Nakuru — Since the 1970s, poaching has been a major threat to the survival of elephants in Kenya, with some critics in recent years blaming the Chinese market for fueling the demand.
Now, a new era has begun as the Chinese government announced on Dec. 30 its plans to proscribe processing and sale of ivory by the end of 2017.
Jabes Okumu, a wildlife expert with the East African Wild Life Society, in an interview with Xinhua, hailed it as a strong move towards protection of elephants.

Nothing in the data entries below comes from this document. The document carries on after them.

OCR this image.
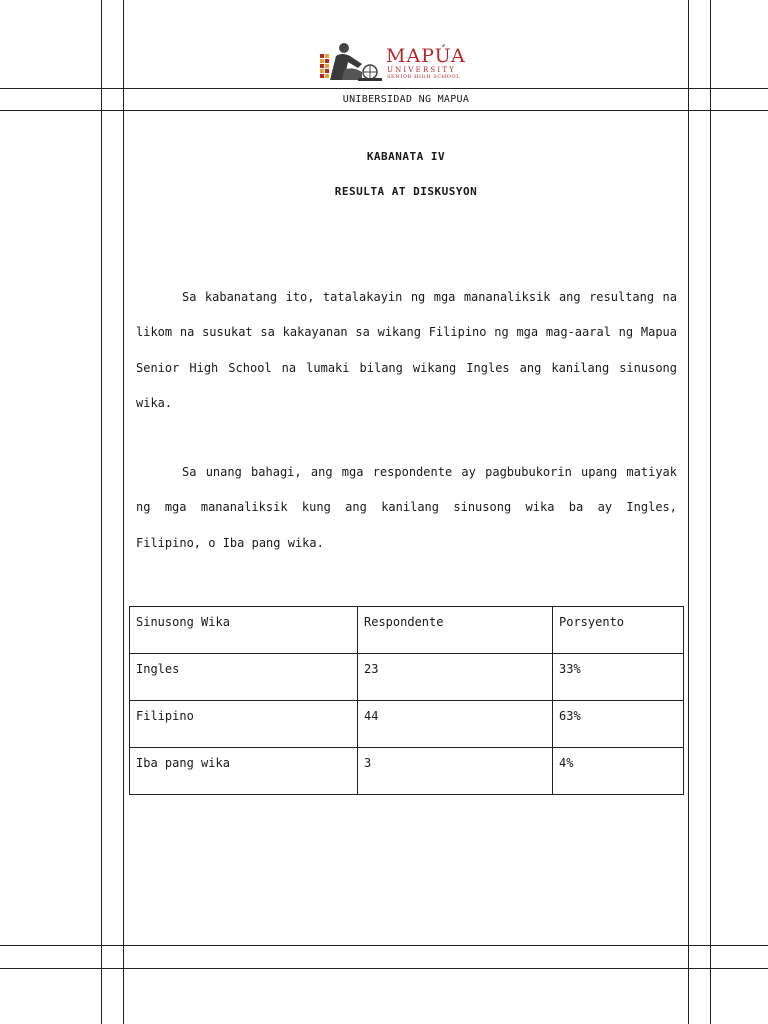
MAPÚA
UNIVERSITY
SENIOR HIGH SCHOOL
UNIBERSIDAD NG MAPUA
KABANATA IV
RESULTA AT DISKUSYON

Sa kabanatang ito, tatalakayin ng mga mananaliksik ang resultang na likom na susukat sa kakayanan sa wikang Filipino ng mga mag-aaral ng Mapua Senior High School na lumaki bilang wikang Ingles ang kanilang sinusong wika.

Sa unang bahagi, ang mga respondente ay pagbubukorin upang matiyak ng mga mananaliksik kung ang kanilang sinusong wika ba ay Ingles, Filipino, o Iba pang wika.

Sinusong Wika	Respondente	Porsyento
Ingles	23	33%
Filipino	44	63%
Iba pang wika	3	4%
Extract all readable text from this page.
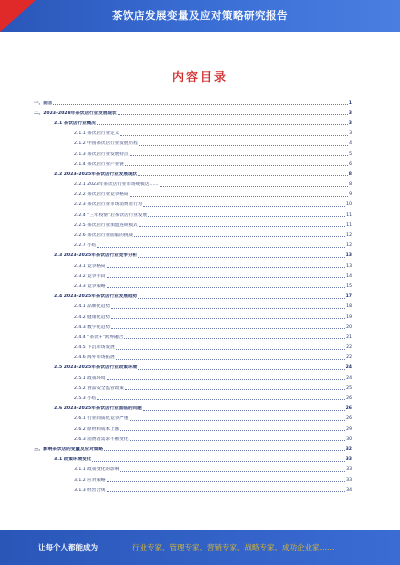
茶饮店发展变量及应对策略研究报告
内容目录
一、前言	1
二、2023-2028年茶饮店行业发展现状	3
2.1 茶饮店行业概况	3
2.1.1 茶饮店行业定义	3
2.1.2 中国茶饮店行业发展历程	4
2.1.3 茶饮店行业发展特点	5
2.1.4 茶饮店行业产业链	6
2.2 2023-2025年茶饮店行业发展现状	8
2.2.1 2023年茶饮店行业市场规模达……	8
2.2.2 茶饮店行业竞争格局	9
2.2.3 茶饮店行业市场消费者行为	10
2.2.4 “三年疫情”后茶饮店行业发展	11
2.2.5 茶饮店行业加盟连锁模式	11
2.2.6 茶饮店行业面临的挑战	12
2.2.7 小结	12
2.3 2023-2025年茶饮店行业竞争分析	13
2.3.1 竞争格局	13
2.3.2 竞争手段	14
2.3.3 竞争策略	15
2.4 2023-2025年茶饮店行业发展趋势	17
2.4.1 品牌化趋势	18
2.4.2 健康化趋势	19
2.4.3 数字化趋势	20
2.4.4 “茶饮+”跨界融合	21
2.4.5 下沉市场发展	22
2.4.6 海外市场拓展	22
2.5 2023-2025年茶饮店行业政策环境	24
2.5.1 政策环境	24
2.5.2 食品安全监管政策	25
2.5.3 小结	26
2.6 2023-2025年茶饮店行业面临的问题	26
2.6.1 行业同质化竞争严重	26
2.6.2 原材料成本上涨	29
2.6.3 消费者需求不断变化	30
三、影响茶饮店的变量及应对策略	32
3.1 政策环境变化	33
3.1.1 政策变化的影响	33
3.1.2 应对策略	33
3.1.3 经营合规	34
让每个人都能成为	行业专家、管理专家、营销专家、战略专家、成功企业家……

Okumu said the decision to shut down China’s domestic market will to a greater extent reduce pressure on the wildlife resources not only in Kenya but also in East Africa. The wildlife expert said the ban will lead to crippling prices as a result of limited buyers of raw ivory, as well as a decline in supply resulting from a lower number of distributors.
“This move is likely to attract support from other ivory-consuming countries and this will help build synergies towards pushing for full protection of elephants as indicated in schedule II to I of the CITES,” he said.
CITES, or Convention on International Trade in Endangered Species of Wild Fauna and Flora, is an international agreement between governments aiming to ensure that global trade in specimens of wild animals and plants do not threaten their survival.
Conservationists have identified a number of threats to African elephants, including poaching and habitat losses due to climate change, drought and human encroachment.